True this...in my neck of the woods, if you're a RN and not working it's because you don't want to.

Same here

I had a really hard time following your post. Is this summary correct?:

ASN: no hospital would hire without BSN, settled for Home Health (5 years?)

BSN: 350 applications/interviews led to "better candidates"

MSN: 300 applications... no response at all

What area of the country do you live?

Some places are more desirable to live. In some places in the country, people are moving in in large numbers. These places tend to be affluent, often urban, well-educated and in-demand. Nursing jobs can be harder to come by.

Other places need nurses. They are in less desirable areas where people tend to move away from, not to.

I had a really hard time following your post. Is this summary correct?:

ASN: no hospital would hire without BSN, settled for Home Health (5 years?)

BSN: 350 applications/interviews led to "better candidates"
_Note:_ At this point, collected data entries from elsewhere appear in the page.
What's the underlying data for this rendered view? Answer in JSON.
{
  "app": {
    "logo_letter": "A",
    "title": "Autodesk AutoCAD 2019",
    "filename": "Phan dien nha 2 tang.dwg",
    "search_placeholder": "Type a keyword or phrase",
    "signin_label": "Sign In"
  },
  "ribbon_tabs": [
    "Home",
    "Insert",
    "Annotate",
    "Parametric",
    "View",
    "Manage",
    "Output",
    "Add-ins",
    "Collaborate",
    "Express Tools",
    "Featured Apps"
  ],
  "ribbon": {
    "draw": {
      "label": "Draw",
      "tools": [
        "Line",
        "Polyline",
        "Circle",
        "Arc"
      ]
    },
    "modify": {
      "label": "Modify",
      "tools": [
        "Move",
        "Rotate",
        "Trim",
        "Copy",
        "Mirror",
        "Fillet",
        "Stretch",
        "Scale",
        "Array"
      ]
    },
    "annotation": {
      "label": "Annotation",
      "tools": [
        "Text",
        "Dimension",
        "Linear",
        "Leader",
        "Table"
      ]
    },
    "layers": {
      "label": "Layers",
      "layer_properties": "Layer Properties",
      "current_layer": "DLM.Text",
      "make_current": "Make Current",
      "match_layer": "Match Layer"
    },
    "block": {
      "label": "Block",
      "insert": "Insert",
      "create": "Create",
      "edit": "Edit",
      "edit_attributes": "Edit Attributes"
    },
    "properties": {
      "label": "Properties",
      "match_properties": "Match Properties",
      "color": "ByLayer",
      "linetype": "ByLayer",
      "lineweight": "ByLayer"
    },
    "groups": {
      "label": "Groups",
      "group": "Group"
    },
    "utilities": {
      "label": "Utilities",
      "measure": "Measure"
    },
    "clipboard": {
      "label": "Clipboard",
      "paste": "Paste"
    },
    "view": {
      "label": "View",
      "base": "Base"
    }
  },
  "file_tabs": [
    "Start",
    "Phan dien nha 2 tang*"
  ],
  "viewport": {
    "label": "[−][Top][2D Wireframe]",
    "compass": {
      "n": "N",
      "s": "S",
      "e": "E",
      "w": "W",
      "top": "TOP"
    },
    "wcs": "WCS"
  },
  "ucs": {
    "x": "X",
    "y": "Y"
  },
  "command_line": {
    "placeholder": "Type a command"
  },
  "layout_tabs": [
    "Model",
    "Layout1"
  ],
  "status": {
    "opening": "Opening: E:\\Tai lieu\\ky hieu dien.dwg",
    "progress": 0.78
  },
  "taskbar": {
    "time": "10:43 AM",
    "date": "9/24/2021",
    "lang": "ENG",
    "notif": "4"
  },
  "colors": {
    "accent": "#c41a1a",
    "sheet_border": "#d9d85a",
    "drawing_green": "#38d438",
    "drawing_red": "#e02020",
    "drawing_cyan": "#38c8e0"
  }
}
MSN: 300 applications... no response at all

What area of the country do you live?

Sounds like he's looking for work in San Francisco and outlying environs.

Specializes in Nurse Leader specializing in Labor & Delivery.

I know you all have seen my big long diatribe in that other thread. So I'm sure you know my answer to that question.

Specializes in Pediatrics Retired.
I know you all have seen my big long diatribe in that other thread. So I'm sure you know my answer to that question.

No improvement?

Specializes in Nurse Leader specializing in Labor & Delivery.
Specializes in Pediatrics Retired.
Nope. Sigh.

Ugh. The area you described sounds like a nice place to live and work.

Specializes in hospice, LTC, public health, occupational health.
Sounds like he's looking for work in San Francisco and outlying environs.

Oh honey, you should've joined us in flyover country ages ago. You'd be a seasoned nurse with tons of experience by now.

By the way, how much student debt have you racked up getting all these degrees without working?